As the panic subsidies, there will inevitably be more scrutiny of bank regulators, especially the Fed. Over the weekend, the Fed once again created a massive emergency lending program for the financial system virtually out of thin air. Yes, the quick actions were a key reason other banks that were under intense pressure, such as First Republic Bank, were able to stabilize. But members of Congress have to ask: Why is the Fed so often having to rescue the financial system? Surely, there are better ways to prevent these problems from happening in the first place.

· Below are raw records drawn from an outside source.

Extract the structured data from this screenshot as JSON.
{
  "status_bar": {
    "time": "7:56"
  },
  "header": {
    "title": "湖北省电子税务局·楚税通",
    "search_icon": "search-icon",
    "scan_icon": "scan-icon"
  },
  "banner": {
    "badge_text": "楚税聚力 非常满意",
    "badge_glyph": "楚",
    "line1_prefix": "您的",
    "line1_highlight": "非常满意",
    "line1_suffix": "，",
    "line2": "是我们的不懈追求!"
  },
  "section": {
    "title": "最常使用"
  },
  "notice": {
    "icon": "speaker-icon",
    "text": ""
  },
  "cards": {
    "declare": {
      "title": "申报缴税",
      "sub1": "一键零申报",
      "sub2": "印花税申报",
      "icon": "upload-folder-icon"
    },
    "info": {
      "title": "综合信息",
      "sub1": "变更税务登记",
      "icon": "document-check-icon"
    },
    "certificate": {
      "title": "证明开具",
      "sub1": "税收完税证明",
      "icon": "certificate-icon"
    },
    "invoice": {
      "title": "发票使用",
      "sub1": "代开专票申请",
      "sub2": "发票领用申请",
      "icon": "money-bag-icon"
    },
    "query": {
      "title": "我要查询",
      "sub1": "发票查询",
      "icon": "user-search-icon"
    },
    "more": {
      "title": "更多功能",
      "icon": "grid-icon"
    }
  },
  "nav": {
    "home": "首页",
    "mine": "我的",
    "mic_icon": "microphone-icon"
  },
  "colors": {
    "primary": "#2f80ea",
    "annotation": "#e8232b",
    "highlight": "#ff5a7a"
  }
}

It’s unclear exactly where the pitfalls were precisely, but the fact that small and midsize banks face light scrutiny needs to be addressed. The Dodd-Frank financial oversight law enacted enhanced supervision and annual stress tests for banks with $50 billion or more in assets. In 2018, Congress — with bipartisan support — voted to lift that threshold to $250 billion in assets, a move the Editorial Board said was a mistake. As he signed the bill into law, President Donald Trump praised it as “a big deal for our country.” Silicon Valley Bank chief executive Greg Becker was among the loudest voices calling for the rollback of regulations on banks like his. He said his institution didn’t pose a systemic risk. That turned out to be false. It is always easier to dissect the problems in hindsight. Consider that Moody’s Investors Service still gave Silicon Valley Bank an “A” rating until shortly before its demise. The Fed’s intense campaign to raise interest rates in the past year was also a major stressor, and many on Wall Street warned it was only a matter of time before something cracked.
But the key takeaway is this should have been prevented. No one welcomes the idea of this as a “bailout nation,” as the phrase went during the 2008 financial crisis and its aftermath. What we should have learned already is that the ideal way to prevent that from happening is to put the watchdogs on patrol and don’t take away their teeth.